The moderate correlation between genetic interaction strength and network distance goes some way towards supporting the results from the synergy gold standard, where AUCs of 0.57 and 0.61 were attained. In any case, the weak correlation implies that genetic interactions cannot be reliably identified through “guilt-by-assocation” in the network.
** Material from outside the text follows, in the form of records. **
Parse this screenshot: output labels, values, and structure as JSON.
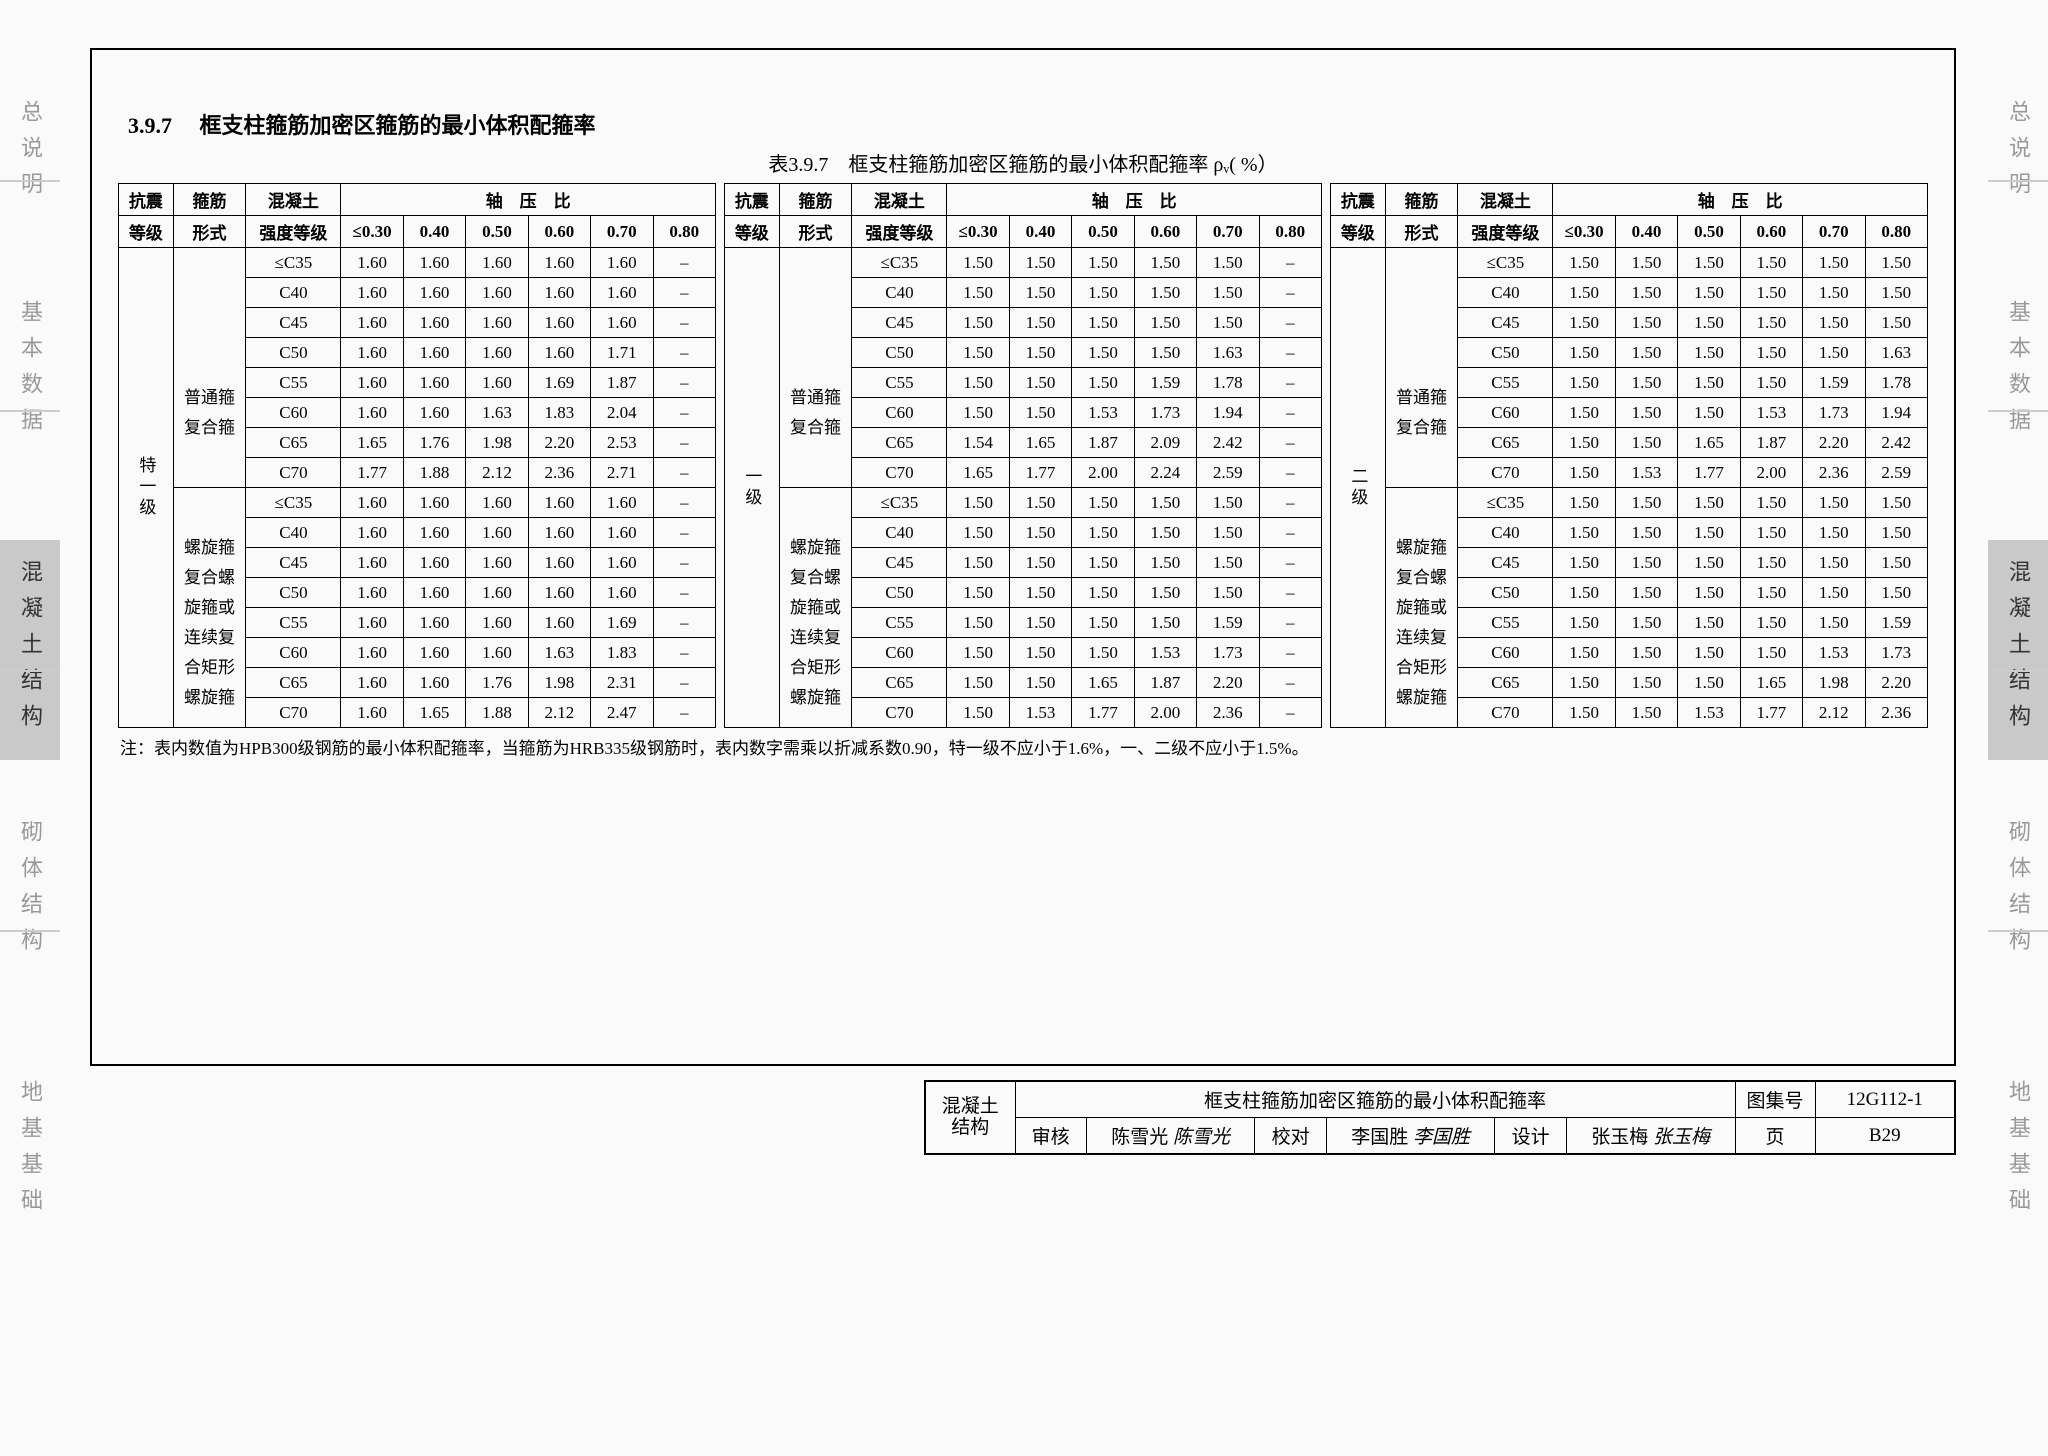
{
  "side_tabs": [
    "总说明",
    "基本数据",
    "混凝土结构",
    "砌体结构",
    "地基基础"
  ],
  "active_tab_index": 2,
  "section": {
    "number": "3.9.7",
    "title": "框支柱箍筋加密区箍筋的最小体积配箍率"
  },
  "table_caption": "表3.9.7　框支柱箍筋加密区箍筋的最小体积配箍率 ρᵥ( %）",
  "header": {
    "seismic": "抗震",
    "seismic2": "等级",
    "stirrup": "箍筋",
    "stirrup2": "形式",
    "concrete": "混凝土",
    "concrete2": "强度等级",
    "axial": "轴　压　比",
    "ratios": [
      "≤0.30",
      "0.40",
      "0.50",
      "0.60",
      "0.70",
      "0.80"
    ]
  },
  "blocks": [
    {
      "level": "特一级",
      "groups": [
        {
          "stirrup_labels": [
            "普通箍",
            "复合箍"
          ],
          "rows": [
            {
              "g": "≤C35",
              "v": [
                "1.60",
                "1.60",
                "1.60",
                "1.60",
                "1.60",
                "–"
              ]
            },
            {
              "g": "C40",
              "v": [
                "1.60",
                "1.60",
                "1.60",
                "1.60",
                "1.60",
                "–"
              ]
            },
            {
              "g": "C45",
              "v": [
                "1.60",
                "1.60",
                "1.60",
                "1.60",
                "1.60",
                "–"
              ]
            },
            {
              "g": "C50",
              "v": [
                "1.60",
                "1.60",
                "1.60",
                "1.60",
                "1.71",
                "–"
              ]
            },
            {
              "g": "C55",
              "v": [
                "1.60",
                "1.60",
                "1.60",
                "1.69",
                "1.87",
                "–"
              ]
            },
            {
              "g": "C60",
              "v": [
                "1.60",
                "1.60",
                "1.63",
                "1.83",
                "2.04",
                "–"
              ]
            },
            {
              "g": "C65",
              "v": [
                "1.65",
                "1.76",
                "1.98",
                "2.20",
                "2.53",
                "–"
              ]
            },
            {
              "g": "C70",
              "v": [
                "1.77",
                "1.88",
                "2.12",
                "2.36",
                "2.71",
                "–"
              ]
            }
          ]
        },
        {
          "stirrup_labels": [
            "螺旋箍",
            "复合螺",
            "旋箍或",
            "连续复",
            "合矩形",
            "螺旋箍"
          ],
          "rows": [
            {
              "g": "≤C35",
              "v": [
                "1.60",
                "1.60",
                "1.60",
                "1.60",
                "1.60",
                "–"
              ]
            },
            {
              "g": "C40",
              "v": [
                "1.60",
                "1.60",
                "1.60",
                "1.60",
                "1.60",
                "–"
              ]
            },
            {
              "g": "C45",
              "v": [
                "1.60",
                "1.60",
                "1.60",
                "1.60",
                "1.60",
                "–"
              ]
            },
            {
              "g": "C50",
              "v": [
                "1.60",
                "1.60",
                "1.60",
                "1.60",
                "1.60",
                "–"
              ]
            },
            {
              "g": "C55",
              "v": [
                "1.60",
                "1.60",
                "1.60",
                "1.60",
                "1.69",
                "–"
              ]
            },
            {
              "g": "C60",
              "v": [
                "1.60",
                "1.60",
                "1.60",
                "1.63",
                "1.83",
                "–"
              ]
            },
            {
              "g": "C65",
              "v": [
                "1.60",
                "1.60",
                "1.76",
                "1.98",
                "2.31",
                "–"
              ]
            },
            {
              "g": "C70",
              "v": [
                "1.60",
                "1.65",
                "1.88",
                "2.12",
                "2.47",
                "–"
              ]
            }
          ]
        }
      ]
    },
    {
      "level": "一级",
      "groups": [
        {
          "stirrup_labels": [
            "普通箍",
            "复合箍"
          ],
          "rows": [
            {
              "g": "≤C35",
              "v": [
                "1.50",
                "1.50",
                "1.50",
                "1.50",
                "1.50",
                "–"
              ]
            },
            {
              "g": "C40",
              "v": [
                "1.50",
                "1.50",
                "1.50",
                "1.50",
                "1.50",
                "–"
              ]
            },
            {
              "g": "C45",
              "v": [
                "1.50",
                "1.50",
                "1.50",
                "1.50",
                "1.50",
                "–"
              ]
            },
            {
              "g": "C50",
              "v": [
                "1.50",
                "1.50",
                "1.50",
                "1.50",
                "1.63",
                "–"
              ]
            },
            {
              "g": "C55",
              "v": [
                "1.50",
                "1.50",
                "1.50",
                "1.59",
                "1.78",
                "–"
              ]
            },
            {
              "g": "C60",
              "v": [
                "1.50",
                "1.50",
                "1.53",
                "1.73",
                "1.94",
                "–"
              ]
            },
            {
              "g": "C65",
              "v": [
                "1.54",
                "1.65",
                "1.87",
                "2.09",
                "2.42",
                "–"
              ]
            },
            {
              "g": "C70",
              "v": [
                "1.65",
                "1.77",
                "2.00",
                "2.24",
                "2.59",
                "–"
              ]
            }
          ]
        },
        {
          "stirrup_labels": [
            "螺旋箍",
            "复合螺",
            "旋箍或",
            "连续复",
            "合矩形",
            "螺旋箍"
          ],
          "rows": [
            {
              "g": "≤C35",
              "v": [
                "1.50",
                "1.50",
                "1.50",
                "1.50",
                "1.50",
                "–"
              ]
            },
            {
              "g": "C40",
              "v": [
                "1.50",
                "1.50",
                "1.50",
                "1.50",
                "1.50",
                "–"
              ]
            },
            {
              "g": "C45",
              "v": [
                "1.50",
                "1.50",
                "1.50",
                "1.50",
                "1.50",
                "–"
              ]
            },
            {
              "g": "C50",
              "v": [
                "1.50",
                "1.50",
                "1.50",
                "1.50",
                "1.50",
                "–"
              ]
            },
            {
              "g": "C55",
              "v": [
                "1.50",
                "1.50",
                "1.50",
                "1.50",
                "1.59",
                "–"
              ]
            },
            {
              "g": "C60",
              "v": [
                "1.50",
                "1.50",
                "1.50",
                "1.53",
                "1.73",
                "–"
              ]
            },
            {
              "g": "C65",
              "v": [
                "1.50",
                "1.50",
                "1.65",
                "1.87",
                "2.20",
                "–"
              ]
            },
            {
              "g": "C70",
              "v": [
                "1.50",
                "1.53",
                "1.77",
                "2.00",
                "2.36",
                "–"
              ]
            }
          ]
        }
      ]
    },
    {
      "level": "二级",
      "groups": [
        {
          "stirrup_labels": [
            "普通箍",
            "复合箍"
          ],
          "rows": [
            {
              "g": "≤C35",
              "v": [
                "1.50",
                "1.50",
                "1.50",
                "1.50",
                "1.50",
                "1.50"
              ]
            },
            {
              "g": "C40",
              "v": [
                "1.50",
                "1.50",
                "1.50",
                "1.50",
                "1.50",
                "1.50"
              ]
            },
            {
              "g": "C45",
              "v": [
                "1.50",
                "1.50",
                "1.50",
                "1.50",
                "1.50",
                "1.50"
              ]
            },
            {
              "g": "C50",
              "v": [
                "1.50",
                "1.50",
                "1.50",
                "1.50",
                "1.50",
                "1.63"
              ]
            },
            {
              "g": "C55",
              "v": [
                "1.50",
                "1.50",
                "1.50",
                "1.50",
                "1.59",
                "1.78"
              ]
            },
            {
              "g": "C60",
              "v": [
                "1.50",
                "1.50",
                "1.50",
                "1.53",
                "1.73",
                "1.94"
              ]
            },
            {
              "g": "C65",
              "v": [
                "1.50",
                "1.50",
                "1.65",
                "1.87",
                "2.20",
                "2.42"
              ]
            },
            {
              "g": "C70",
              "v": [
                "1.50",
                "1.53",
                "1.77",
                "2.00",
                "2.36",
                "2.59"
              ]
            }
          ]
        },
        {
          "stirrup_labels": [
            "螺旋箍",
            "复合螺",
            "旋箍或",
            "连续复",
            "合矩形",
            "螺旋箍"
          ],
          "rows": [
            {
              "g": "≤C35",
              "v": [
                "1.50",
                "1.50",
                "1.50",
                "1.50",
                "1.50",
                "1.50"
              ]
            },
            {
              "g": "C40",
              "v": [
                "1.50",
                "1.50",
                "1.50",
                "1.50",
                "1.50",
                "1.50"
              ]
            },
            {
              "g": "C45",
              "v": [
                "1.50",
                "1.50",
                "1.50",
                "1.50",
                "1.50",
                "1.50"
              ]
            },
            {
              "g": "C50",
              "v": [
                "1.50",
                "1.50",
                "1.50",
                "1.50",
                "1.50",
                "1.50"
              ]
            },
            {
              "g": "C55",
              "v": [
                "1.50",
                "1.50",
                "1.50",
                "1.50",
                "1.50",
                "1.59"
              ]
            },
            {
              "g": "C60",
              "v": [
                "1.50",
                "1.50",
                "1.50",
                "1.50",
                "1.53",
                "1.73"
              ]
            },
            {
              "g": "C65",
              "v": [
                "1.50",
                "1.50",
                "1.50",
                "1.65",
                "1.98",
                "2.20"
              ]
            },
            {
              "g": "C70",
              "v": [
                "1.50",
                "1.50",
                "1.53",
                "1.77",
                "2.12",
                "2.36"
              ]
            }
          ]
        }
      ]
    }
  ],
  "note": "注：表内数值为HPB300级钢筋的最小体积配箍率，当箍筋为HRB335级钢筋时，表内数字需乘以折减系数0.90，特一级不应小于1.6%，一、二级不应小于1.5%。",
  "titleblock": {
    "cat1": "混凝土",
    "cat2": "结构",
    "drawing_title": "框支柱箍筋加密区箍筋的最小体积配箍率",
    "atlas_label": "图集号",
    "atlas_no": "12G112-1",
    "review_l": "审核",
    "review_n": "陈雪光",
    "check_l": "校对",
    "check_n": "李国胜",
    "design_l": "设计",
    "design_n": "张玉梅",
    "page_l": "页",
    "page_n": "B29"
  }
}
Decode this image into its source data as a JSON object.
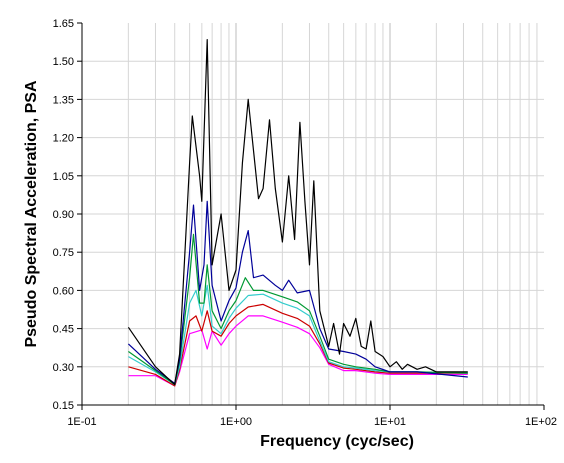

It should be noted that both datasets used to benchmark prediction performance were highly imbalanced, thus reflecting the need for even more data on which chemical compounds are synergistic or antagonistic, and which genes are inhibited by the compounds of interest. Yet despite the relatively limited data available to construct gold standards, our results and those of others indicate that a more nuanced mechanism beyond genetic interactions of target genes is responsible for explaining effects of chemical compound interactions.
Funding
E.M.M. acknowledges funding from the National Institutes of Health, the National Science Foundation, the Cancer Prevention and Research Institute of Texas, and the Welch Foundation (F1515). Conflict of interest: none declared.